Fragments of Light

The Splendor of the Whole

The Central Work, detail, Filippo Rossi. From the exhibit "Frammenti" ("Fragments") currently on display at the Community of Jesus, Orleans, MA.
The Central Work, detail, Filippo Rossi. From the exhibit “Frammenti” (“Fragments”) currently on display at the Community of Jesus, Orleans, MA.

Beauty is an event; beauty happens when the Whole offers itself in the fragment, and when this self-giving transcends infinite distance.— Bruno Forte, The Portal of Beauty: Towards a Theology of Aesthetics

In his book, The Portal of Beauty, Archbishop Forte explores a variety of Christian expressions of the human experience of beauty. He asks the question:”How can the limitless inhabit what is little? How can the everlasting ‘abbreviate’ itself without ceasing to be? And how can immensity become small and still exist?”
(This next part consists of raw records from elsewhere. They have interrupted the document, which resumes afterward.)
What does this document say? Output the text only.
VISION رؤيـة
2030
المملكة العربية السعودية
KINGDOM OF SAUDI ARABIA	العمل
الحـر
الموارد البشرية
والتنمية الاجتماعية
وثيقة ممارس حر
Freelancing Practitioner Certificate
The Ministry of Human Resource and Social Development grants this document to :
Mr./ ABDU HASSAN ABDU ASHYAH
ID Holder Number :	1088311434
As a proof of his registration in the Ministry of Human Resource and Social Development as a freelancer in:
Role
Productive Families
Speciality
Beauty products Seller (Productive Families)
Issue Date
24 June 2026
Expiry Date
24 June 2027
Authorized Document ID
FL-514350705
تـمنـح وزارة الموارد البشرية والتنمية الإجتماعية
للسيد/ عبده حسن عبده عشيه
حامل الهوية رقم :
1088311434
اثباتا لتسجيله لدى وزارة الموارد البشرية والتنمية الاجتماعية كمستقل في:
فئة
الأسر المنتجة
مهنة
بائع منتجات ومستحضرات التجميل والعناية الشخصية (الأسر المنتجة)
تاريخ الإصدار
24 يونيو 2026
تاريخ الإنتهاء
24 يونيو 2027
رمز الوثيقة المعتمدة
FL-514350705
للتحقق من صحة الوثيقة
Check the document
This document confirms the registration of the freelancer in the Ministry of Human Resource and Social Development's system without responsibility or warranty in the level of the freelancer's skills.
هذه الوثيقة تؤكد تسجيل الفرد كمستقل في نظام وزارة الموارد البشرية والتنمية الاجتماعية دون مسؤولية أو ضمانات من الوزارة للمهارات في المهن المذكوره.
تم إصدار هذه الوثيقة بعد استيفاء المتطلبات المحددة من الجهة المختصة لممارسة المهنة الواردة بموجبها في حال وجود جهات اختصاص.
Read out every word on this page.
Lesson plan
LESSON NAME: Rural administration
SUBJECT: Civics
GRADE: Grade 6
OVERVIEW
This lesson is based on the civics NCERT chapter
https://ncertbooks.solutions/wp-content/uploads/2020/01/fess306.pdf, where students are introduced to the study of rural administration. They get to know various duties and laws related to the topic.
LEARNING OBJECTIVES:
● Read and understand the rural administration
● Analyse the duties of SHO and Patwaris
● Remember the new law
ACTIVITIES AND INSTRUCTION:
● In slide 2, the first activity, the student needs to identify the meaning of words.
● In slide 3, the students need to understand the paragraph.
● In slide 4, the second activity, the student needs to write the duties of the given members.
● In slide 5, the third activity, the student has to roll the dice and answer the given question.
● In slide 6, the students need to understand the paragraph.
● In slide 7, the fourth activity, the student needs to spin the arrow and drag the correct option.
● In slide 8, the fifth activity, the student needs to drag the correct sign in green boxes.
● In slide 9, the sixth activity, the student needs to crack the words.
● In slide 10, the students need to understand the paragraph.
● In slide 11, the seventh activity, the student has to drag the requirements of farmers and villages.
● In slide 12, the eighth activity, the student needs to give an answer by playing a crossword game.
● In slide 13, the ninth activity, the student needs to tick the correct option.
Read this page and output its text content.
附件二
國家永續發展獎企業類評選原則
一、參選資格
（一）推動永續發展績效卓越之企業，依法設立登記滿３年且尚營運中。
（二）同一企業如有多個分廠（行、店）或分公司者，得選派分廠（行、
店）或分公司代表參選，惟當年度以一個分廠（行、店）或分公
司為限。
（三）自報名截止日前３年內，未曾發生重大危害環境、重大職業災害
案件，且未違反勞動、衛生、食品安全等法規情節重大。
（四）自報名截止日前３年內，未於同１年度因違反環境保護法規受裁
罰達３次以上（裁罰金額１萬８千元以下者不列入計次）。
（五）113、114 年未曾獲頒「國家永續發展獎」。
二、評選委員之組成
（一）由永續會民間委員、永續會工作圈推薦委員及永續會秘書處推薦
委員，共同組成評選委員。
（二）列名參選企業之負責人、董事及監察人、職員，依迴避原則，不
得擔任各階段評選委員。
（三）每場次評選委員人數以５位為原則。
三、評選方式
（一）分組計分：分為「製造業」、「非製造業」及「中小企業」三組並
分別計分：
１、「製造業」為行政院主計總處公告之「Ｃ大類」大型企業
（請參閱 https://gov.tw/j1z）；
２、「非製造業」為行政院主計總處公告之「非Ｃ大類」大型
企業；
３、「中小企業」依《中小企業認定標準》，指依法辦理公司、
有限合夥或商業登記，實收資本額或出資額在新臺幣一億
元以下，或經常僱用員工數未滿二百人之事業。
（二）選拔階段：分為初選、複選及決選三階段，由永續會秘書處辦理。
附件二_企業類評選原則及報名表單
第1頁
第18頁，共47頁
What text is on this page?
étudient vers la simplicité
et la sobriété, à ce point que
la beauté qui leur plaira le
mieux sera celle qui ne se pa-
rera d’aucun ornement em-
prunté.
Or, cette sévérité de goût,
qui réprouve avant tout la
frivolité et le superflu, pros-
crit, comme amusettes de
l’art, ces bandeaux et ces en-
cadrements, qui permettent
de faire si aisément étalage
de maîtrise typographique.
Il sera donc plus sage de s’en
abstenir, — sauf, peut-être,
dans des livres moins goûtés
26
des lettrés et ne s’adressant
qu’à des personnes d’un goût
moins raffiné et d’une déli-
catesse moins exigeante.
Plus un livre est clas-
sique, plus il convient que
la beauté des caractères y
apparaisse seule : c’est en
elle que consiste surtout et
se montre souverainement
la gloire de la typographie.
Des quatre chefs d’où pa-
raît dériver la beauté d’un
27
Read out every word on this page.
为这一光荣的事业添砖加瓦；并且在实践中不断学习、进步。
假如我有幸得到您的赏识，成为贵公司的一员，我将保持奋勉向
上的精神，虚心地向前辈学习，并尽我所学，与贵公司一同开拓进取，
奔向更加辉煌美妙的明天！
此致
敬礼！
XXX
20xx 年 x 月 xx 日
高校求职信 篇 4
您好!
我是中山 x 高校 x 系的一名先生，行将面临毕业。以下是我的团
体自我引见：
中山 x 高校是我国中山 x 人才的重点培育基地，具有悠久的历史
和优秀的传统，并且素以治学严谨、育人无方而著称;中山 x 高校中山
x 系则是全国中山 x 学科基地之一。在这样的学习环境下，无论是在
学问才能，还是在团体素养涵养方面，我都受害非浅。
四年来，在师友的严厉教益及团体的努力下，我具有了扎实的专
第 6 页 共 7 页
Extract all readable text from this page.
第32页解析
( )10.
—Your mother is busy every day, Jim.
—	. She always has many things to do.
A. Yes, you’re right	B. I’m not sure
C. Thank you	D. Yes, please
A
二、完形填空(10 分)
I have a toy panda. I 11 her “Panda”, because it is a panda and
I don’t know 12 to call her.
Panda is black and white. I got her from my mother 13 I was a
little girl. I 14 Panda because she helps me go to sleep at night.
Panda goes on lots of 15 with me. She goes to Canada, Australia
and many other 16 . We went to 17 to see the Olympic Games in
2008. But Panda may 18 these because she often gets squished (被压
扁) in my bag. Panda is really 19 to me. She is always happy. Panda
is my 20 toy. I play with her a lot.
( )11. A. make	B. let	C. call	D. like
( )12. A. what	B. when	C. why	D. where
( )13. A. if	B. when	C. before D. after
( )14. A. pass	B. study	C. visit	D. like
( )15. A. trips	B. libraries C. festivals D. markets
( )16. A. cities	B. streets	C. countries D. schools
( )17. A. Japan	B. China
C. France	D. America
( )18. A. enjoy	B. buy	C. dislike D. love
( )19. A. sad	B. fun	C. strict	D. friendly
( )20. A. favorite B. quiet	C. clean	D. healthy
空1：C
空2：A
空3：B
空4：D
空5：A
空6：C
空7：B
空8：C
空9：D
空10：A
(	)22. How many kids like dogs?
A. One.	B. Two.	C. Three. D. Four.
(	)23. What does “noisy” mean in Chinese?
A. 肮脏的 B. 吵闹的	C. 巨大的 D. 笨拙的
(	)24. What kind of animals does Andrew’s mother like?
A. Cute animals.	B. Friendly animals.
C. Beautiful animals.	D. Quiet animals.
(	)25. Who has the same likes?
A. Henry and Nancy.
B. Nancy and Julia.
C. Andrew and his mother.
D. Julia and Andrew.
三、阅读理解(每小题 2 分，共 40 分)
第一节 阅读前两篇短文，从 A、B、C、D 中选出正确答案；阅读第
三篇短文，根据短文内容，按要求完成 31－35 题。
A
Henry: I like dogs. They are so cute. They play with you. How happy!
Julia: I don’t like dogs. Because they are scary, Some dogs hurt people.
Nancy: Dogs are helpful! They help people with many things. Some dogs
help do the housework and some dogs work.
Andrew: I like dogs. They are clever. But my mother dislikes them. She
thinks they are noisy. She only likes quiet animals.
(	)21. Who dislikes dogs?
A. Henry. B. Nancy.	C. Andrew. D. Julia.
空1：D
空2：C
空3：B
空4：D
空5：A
“The answer offered to these questions by an important strand in Western thought is that all this can indeed happen, in one of two ways: either through the form of the fragment, the way, that is, that it makes present here and now the harmonious proportions of the Whole — so beauty is formosus! — or through beauty’s brightness, where the splendor of the Whole bursts forth in the fragment, and lays hold of the beholder: this bright loveliness is speciosus! In the first case, the Whole finds a home in the fragment inasmuch as the latter lets itself be the particular dwelling-place of the infinite in space and time, by reproducing here and now in an analogical way the harmony which always exists in the Whole; in the second, the Whole breaks forth, as it were, from within what is intimate, opening a window on to the unlimited, and so making the fragment a place where eternity shortens itself in time, and infinity pours itself out into the finite.”

Comments welcome.

2 thoughts on “The Splendor of the Whole

  1. So, ultimately, Beauty points to the heart of Christian mystery: Incarnation – the embodiment of Spirit, the personification of the Divine.

  2. yes! Archbishop Forte continues, saying: “the Son lets himself be contained by the infinity small. Becoming little in this way is truly divine.”